In the raft, only the leader node provides read and write operation. This means:
- The more nodes, the worse the performance
- The system storage capacity depends on the size of the leader machine's disk
Obviously, the solution for a single raft group is not suitable for Elasticell.
Multi-Raft is multiple raft group, and each raft group responsible for managing data in the range [start, end).
As a Key-Value NoSQL, all of the keys are orderly. According to the Key dictionary order to divide the data into multiple ranges. In the Elasticell, these ranges corresponded cells.
A cell has peers in the different stores, each cell's peers makes up a raft group. As you see raft group 1, 2 and 3 in the figure above.
Multi-Raft is in charge of the following operations:
- Add cell peer
- Remove cell peer
- Split cell
- Transfer cell Leader
All these operation is scheduled by PD.
If PD found the count of cell's peers is less than the threshold value, PD will select a best store, and dispatch add peer operation to the cell leader.
If PD found one of cell's peer is offline. PD will dispatch remove peer operation to the cell leader.

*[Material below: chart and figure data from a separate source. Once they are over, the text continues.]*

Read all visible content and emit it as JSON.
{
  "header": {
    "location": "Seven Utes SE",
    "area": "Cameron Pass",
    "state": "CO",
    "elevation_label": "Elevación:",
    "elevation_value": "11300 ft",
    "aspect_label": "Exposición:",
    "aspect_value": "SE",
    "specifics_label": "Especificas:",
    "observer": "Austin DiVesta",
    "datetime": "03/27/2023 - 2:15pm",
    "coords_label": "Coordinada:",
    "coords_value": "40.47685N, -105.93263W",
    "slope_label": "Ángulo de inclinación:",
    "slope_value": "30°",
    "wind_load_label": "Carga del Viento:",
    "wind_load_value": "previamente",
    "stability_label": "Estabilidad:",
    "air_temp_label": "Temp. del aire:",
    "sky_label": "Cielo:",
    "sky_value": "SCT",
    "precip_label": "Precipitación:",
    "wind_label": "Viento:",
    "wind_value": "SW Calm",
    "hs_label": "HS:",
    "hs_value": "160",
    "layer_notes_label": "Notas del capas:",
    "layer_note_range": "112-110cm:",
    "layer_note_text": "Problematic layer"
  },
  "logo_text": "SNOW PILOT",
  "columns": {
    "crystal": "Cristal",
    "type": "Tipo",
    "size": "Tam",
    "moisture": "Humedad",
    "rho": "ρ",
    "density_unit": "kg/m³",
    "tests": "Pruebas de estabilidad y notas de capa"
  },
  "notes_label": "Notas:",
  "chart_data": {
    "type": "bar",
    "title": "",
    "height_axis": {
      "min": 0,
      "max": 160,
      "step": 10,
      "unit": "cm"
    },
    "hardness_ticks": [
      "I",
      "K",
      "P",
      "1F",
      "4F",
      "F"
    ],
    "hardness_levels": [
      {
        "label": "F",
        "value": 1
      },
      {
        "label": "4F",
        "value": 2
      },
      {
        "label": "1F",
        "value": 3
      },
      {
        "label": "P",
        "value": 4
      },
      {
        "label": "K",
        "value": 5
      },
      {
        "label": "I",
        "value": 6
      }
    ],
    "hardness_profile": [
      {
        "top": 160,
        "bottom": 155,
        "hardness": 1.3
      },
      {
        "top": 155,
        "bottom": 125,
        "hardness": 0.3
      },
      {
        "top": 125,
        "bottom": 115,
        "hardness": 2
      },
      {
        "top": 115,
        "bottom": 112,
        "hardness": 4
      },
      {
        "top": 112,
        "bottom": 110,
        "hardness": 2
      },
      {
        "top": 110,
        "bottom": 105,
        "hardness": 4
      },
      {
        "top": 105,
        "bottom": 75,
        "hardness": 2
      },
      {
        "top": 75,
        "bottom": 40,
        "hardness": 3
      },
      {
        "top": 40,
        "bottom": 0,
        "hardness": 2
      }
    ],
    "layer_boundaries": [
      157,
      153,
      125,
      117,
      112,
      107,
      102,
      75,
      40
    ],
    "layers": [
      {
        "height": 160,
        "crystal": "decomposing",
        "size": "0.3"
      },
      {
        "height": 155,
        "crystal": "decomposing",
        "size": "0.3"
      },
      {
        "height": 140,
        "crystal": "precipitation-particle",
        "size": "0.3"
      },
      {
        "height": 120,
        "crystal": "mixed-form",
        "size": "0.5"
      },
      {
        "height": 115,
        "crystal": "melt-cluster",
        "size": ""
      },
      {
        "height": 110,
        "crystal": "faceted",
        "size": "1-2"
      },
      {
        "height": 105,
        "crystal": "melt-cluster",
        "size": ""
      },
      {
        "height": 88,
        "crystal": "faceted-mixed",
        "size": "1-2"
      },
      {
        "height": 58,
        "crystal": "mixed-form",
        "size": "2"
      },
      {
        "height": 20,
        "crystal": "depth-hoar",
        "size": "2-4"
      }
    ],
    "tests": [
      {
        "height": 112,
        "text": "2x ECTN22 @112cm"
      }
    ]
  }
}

If leader found the current cell is too bigger, it will start a split operation, and tell the newest metadata to PD after split.

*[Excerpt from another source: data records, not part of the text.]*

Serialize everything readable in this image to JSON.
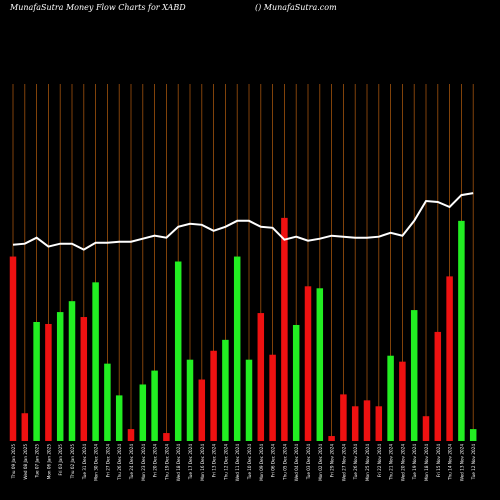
{
  "header": {
    "left": "MunafaSutra  Money Flow  Charts for XABD",
    "right": "() MunafaSutra.com"
  },
  "colors": {
    "background": "#000000",
    "bar_up": "#22ee22",
    "bar_down": "#ee1111",
    "line": "#ffffff",
    "grid": "#a0520d",
    "text": "#ffffff"
  },
  "chart_data": {
    "type": "bar",
    "categories": [
      "Thu 09 Jan 2025",
      "Wed 08 Jan 2025",
      "Tue 07 Jan 2025",
      "Mon 06 Jan 2025",
      "Fri 03 Jan 2025",
      "Thu 02 Jan 2025",
      "Tue 31 Dec 2024",
      "Mon 30 Dec 2024",
      "Fri 27 Dec 2024",
      "Thu 26 Dec 2024",
      "Tue 24 Dec 2024",
      "Mon 23 Dec 2024",
      "Fri 20 Dec 2024",
      "Thu 19 Dec 2024",
      "Wed 18 Dec 2024",
      "Tue 17 Dec 2024",
      "Mon 16 Dec 2024",
      "Fri 13 Dec 2024",
      "Thu 12 Dec 2024",
      "Wed 11 Dec 2024",
      "Tue 10 Dec 2024",
      "Mon 09 Dec 2024",
      "Fri 06 Dec 2024",
      "Thu 05 Dec 2024",
      "Wed 04 Dec 2024",
      "Tue 03 Dec 2024",
      "Mon 02 Dec 2024",
      "Fri 29 Nov 2024",
      "Wed 27 Nov 2024",
      "Tue 26 Nov 2024",
      "Mon 25 Nov 2024",
      "Fri 22 Nov 2024",
      "Thu 21 Nov 2024",
      "Wed 20 Nov 2024",
      "Tue 19 Nov 2024",
      "Mon 18 Nov 2024",
      "Fri 15 Nov 2024",
      "Thu 14 Nov 2024",
      "Wed 13 Nov 2024",
      "Tue 12 Nov 2024"
    ],
    "x_labels": [
      "Thu 09 Jan 2025",
      "Wed 08 Jan 2025",
      "Tue 07 Jan 2025",
      "Mon 06 Jan 2025",
      "Fri 03 Jan 2025",
      "Thu 02 Jan 2025",
      "Tue 31 Dec 2024",
      "Mon 30 Dec 2024",
      "Fri 27 Dec 2024",
      "Thu 26 Dec 2024",
      "Tue 24 Dec 2024",
      "Mon 23 Dec 2024",
      "Fri 20 Dec 2024",
      "Thu 19 Dec 2024",
      "Wed 18 Dec 2024",
      "Tue 17 Dec 2024",
      "Mon 16 Dec 2024",
      "Fri 13 Dec 2024",
      "Thu 12 Dec 2024",
      "Wed 11 Dec 2024",
      "Tue 10 Dec 2024",
      "Mon 09 Dec 2024",
      "Fri 06 Dec 2024",
      "Thu 05 Dec 2024",
      "Wed 04 Dec 2024",
      "Tue 03 Dec 2024",
      "Mon 02 Dec 2024",
      "Fri 29 Nov 2024",
      "Wed 27 Nov 2024",
      "Tue 26 Nov 2024",
      "Mon 25 Nov 2024",
      "Fri 22 Nov 2024",
      "Thu 21 Nov 2024",
      "Wed 20 Nov 2024",
      "Tue 19 Nov 2024",
      "Mon 18 Nov 2024",
      "Fri 15 Nov 2024",
      "Thu 14 Nov 2024",
      "Wed 13 Nov 2024",
      "Tue 12 Nov 2024"
    ],
    "bars": [
      {
        "value": 186,
        "color": "red"
      },
      {
        "value": 28,
        "color": "red"
      },
      {
        "value": 120,
        "color": "green"
      },
      {
        "value": 118,
        "color": "red"
      },
      {
        "value": 130,
        "color": "green"
      },
      {
        "value": 141,
        "color": "green"
      },
      {
        "value": 125,
        "color": "red"
      },
      {
        "value": 160,
        "color": "green"
      },
      {
        "value": 78,
        "color": "green"
      },
      {
        "value": 46,
        "color": "green"
      },
      {
        "value": 12,
        "color": "red"
      },
      {
        "value": 57,
        "color": "green"
      },
      {
        "value": 71,
        "color": "green"
      },
      {
        "value": 8,
        "color": "red"
      },
      {
        "value": 181,
        "color": "green"
      },
      {
        "value": 82,
        "color": "green"
      },
      {
        "value": 62,
        "color": "red"
      },
      {
        "value": 91,
        "color": "red"
      },
      {
        "value": 102,
        "color": "green"
      },
      {
        "value": 186,
        "color": "green"
      },
      {
        "value": 82,
        "color": "green"
      },
      {
        "value": 129,
        "color": "red"
      },
      {
        "value": 87,
        "color": "red"
      },
      {
        "value": 225,
        "color": "red"
      },
      {
        "value": 117,
        "color": "green"
      },
      {
        "value": 156,
        "color": "red"
      },
      {
        "value": 154,
        "color": "green"
      },
      {
        "value": 5,
        "color": "red"
      },
      {
        "value": 47,
        "color": "red"
      },
      {
        "value": 35,
        "color": "red"
      },
      {
        "value": 41,
        "color": "red"
      },
      {
        "value": 35,
        "color": "red"
      },
      {
        "value": 86,
        "color": "green"
      },
      {
        "value": 80,
        "color": "red"
      },
      {
        "value": 132,
        "color": "green"
      },
      {
        "value": 25,
        "color": "red"
      },
      {
        "value": 110,
        "color": "red"
      },
      {
        "value": 166,
        "color": "red"
      },
      {
        "value": 222,
        "color": "green"
      },
      {
        "value": 12,
        "color": "green"
      }
    ],
    "line_values": [
      198,
      199,
      205,
      196,
      199,
      199,
      193,
      200,
      200,
      201,
      201,
      204,
      207,
      205,
      216,
      219,
      218,
      212,
      216,
      222,
      222,
      216,
      215,
      203,
      206,
      202,
      204,
      207,
      206,
      205,
      205,
      206,
      210,
      207,
      222,
      242,
      241,
      236,
      248,
      250
    ],
    "y_range": [
      0,
      360
    ],
    "grid": "vertical",
    "title": "",
    "xlabel": "",
    "ylabel": ""
  }
}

After split, the new cell only has one peer, and after some heartbeats, PD will dispatch add peer operation on the newest cell until the count of newest cell's peers equals the threshold value.

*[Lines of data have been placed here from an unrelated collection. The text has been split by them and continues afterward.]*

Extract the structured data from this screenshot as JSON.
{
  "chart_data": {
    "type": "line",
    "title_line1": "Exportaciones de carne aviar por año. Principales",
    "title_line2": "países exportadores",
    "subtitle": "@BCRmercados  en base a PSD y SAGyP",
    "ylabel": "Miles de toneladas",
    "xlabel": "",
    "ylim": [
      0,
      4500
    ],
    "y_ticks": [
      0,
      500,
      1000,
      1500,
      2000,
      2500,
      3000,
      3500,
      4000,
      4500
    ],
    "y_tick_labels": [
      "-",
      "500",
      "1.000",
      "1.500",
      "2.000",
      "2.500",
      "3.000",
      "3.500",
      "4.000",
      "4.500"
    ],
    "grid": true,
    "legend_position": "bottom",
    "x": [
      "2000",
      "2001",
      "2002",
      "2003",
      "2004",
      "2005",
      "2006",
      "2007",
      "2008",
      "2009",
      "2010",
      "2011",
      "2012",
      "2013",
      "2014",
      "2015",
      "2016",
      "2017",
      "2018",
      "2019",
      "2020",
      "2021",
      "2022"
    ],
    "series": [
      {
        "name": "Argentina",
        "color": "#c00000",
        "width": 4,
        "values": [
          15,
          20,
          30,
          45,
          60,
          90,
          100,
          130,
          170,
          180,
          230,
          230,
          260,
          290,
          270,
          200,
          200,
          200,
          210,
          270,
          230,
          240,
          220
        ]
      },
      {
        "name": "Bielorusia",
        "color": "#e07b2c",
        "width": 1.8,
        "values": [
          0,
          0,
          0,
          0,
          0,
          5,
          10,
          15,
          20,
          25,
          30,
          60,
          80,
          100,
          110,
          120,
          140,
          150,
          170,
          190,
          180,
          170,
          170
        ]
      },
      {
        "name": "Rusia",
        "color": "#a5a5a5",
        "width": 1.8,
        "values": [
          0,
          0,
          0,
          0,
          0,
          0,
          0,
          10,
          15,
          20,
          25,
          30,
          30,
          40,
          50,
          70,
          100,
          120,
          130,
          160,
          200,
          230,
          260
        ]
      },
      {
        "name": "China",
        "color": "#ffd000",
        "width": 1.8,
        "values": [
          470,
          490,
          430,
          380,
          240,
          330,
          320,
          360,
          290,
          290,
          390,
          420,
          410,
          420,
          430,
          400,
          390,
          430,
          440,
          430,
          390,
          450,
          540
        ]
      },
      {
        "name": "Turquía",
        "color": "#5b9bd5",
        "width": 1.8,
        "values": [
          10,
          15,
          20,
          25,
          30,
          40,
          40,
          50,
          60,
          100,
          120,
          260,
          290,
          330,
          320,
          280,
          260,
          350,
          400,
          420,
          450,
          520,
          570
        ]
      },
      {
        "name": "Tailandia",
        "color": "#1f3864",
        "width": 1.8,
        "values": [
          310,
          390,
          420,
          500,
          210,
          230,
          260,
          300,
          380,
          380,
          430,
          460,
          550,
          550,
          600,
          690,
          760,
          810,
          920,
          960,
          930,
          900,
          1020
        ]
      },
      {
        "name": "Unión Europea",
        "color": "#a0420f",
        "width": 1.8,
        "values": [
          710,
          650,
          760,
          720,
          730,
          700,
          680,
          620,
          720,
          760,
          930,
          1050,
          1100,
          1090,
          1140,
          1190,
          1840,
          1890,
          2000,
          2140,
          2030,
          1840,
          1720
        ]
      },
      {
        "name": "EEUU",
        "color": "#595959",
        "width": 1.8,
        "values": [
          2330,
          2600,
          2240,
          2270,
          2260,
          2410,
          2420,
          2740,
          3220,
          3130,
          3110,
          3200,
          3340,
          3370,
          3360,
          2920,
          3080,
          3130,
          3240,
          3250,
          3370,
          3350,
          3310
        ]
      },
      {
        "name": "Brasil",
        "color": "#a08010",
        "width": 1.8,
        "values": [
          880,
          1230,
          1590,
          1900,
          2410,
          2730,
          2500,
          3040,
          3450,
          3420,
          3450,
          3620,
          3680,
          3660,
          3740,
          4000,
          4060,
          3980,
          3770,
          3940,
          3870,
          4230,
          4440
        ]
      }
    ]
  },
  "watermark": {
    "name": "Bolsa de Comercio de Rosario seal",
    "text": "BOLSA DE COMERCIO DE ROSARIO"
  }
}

The rebalance contains the following two things:
- Data storage balance
- Read/Write operation balance
Each cell manage data in the range [start, end).
Store ensure that the data within each range corresponds to the storage space is roughly equal.
PD ensure that cells count in each store is roughly equal. If not roughly equal, PD will dispatch remove and add peer operation to ensure roughly equal.
PD ensure that leader count of cells in each store is roughly equal. If not roughly equal, PD will dispatch transfer leader operation to ensure roughly equal.